Virginia Woolf's A Room of One’s Own

This book sat on my shelf unread for nearly ten years. As I've been reading through a history of patriarchy from Kate Millett to Naomi Wolf, it seemed appropriate to finally delve into the work of this infamous mind.

Created as two essays delivered to the Arts Society at Newnham and first published in 1929, A Room of One’s Own is a gentle treaty on the need for women to create their own intellectual and creative space.

Beginning with the recounting of being barred from the university library unless in the company of a male university ‘fellow’ or a letter of introduction, it lays out a select history of male thinking on female nature and the obstructive social forces resulting from these.

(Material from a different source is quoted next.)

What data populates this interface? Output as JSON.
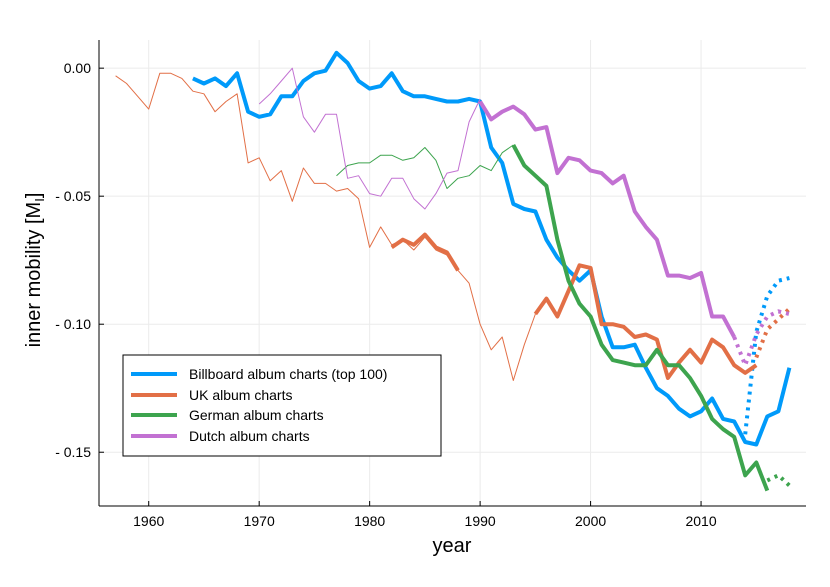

The list is heartbreaking.

To defeat these, Woolf famously argues, women must have five hundred guinea a year and a room of one’s own with a lock on the door. These two demands are, of course, symbolic. Five hundred a year stands for the power to contemplate, that lock on the door stands for the power to think for oneself.

It’s easy to see why Woolf’s work has become a seminal and eternally popular text. She writes with humour and pathos but without recrimination. Men, she argues, hold women inferior only because men need to brace their own superiority as they go about the arduous and difficult daily task of statesmanship and nation building. Under her pen, we feel the ache of a mind longing for access to ideas, books and stories yet also taste her optimism. She lived in a time that promised liberating social change – women had been granted the vote only a few years before and only ten years previous legislation had been passed that allowed them to own property for the fist time in industrial history. Against this backdrop, it is little wonder her argument is optimistic.

There is also a wider selection of ideas that flow through the text. She opens with a number of questions: Why don’t women publish? What effect does poverty have on the mind? What effect does poverty have on fiction? What conditions are necessary for the creation of art? Should women write as women or simply as writers disembodied from gender? On her journey across these, she discusses of the process of patriarchy and the ‘othering’ of women.

A book worth waiting ten years to read.

Feminist theory

Modern Feminist Thought

This text ended my long search to find a book that offered clear explanation of how the main theories of feminism evolved and interacted.

The main schools of thought are covered, running in a loose chronological order beginning with the liberal feminism of Betty Freidan and moving in succession through Marxist and Socialist feminism, radical feminism, lesbian and then black feminism. The strength of the text sits in these chapters, with careful exploration of the differences between Marxist and Socialist feminism, the relationship that the Cartesian mind/body dichotomy and liberal capitalism has with liberal feminism, and the evolution of the status of the personal/public divide so actively challenged in radical feminism. Whelehan also keeps a firm gaze on the general socio-political developments that accompanied each school of thought; ensuring readers get the wider picture of the conditions that provoked feminist groupings of thought.

Part two is a less coherent and more organic exploration of how feminism presented in the 90s and the predicted problems it faces in the future. There’s scathing emphasis on the rise of liberal feminists like Naomi Wolf. The author’s tone changes here, her pen growing more critical and harsh as if registering her own disappointment with the refusal of modern feminist theorists to confront patriarchy.

A notable omission in her discussion on the evolution of thought is the French psychoanalysts like Kristeva, Irigaray and Cixous. For me, this highlights the US and UK focus of her canvas. Asian and European thinkers are barely mentioned, despite the explosion of feminist critique in Japan in the late eighties and nineties.

Overall, an accessible journey through the main Anglo schools of thought in second wave feminism.


Whelehan, I. (1995.). Modern Feminist Thought: From Second Wave to 'Post Feminism'. Edinburgh, Edinburgh University Press.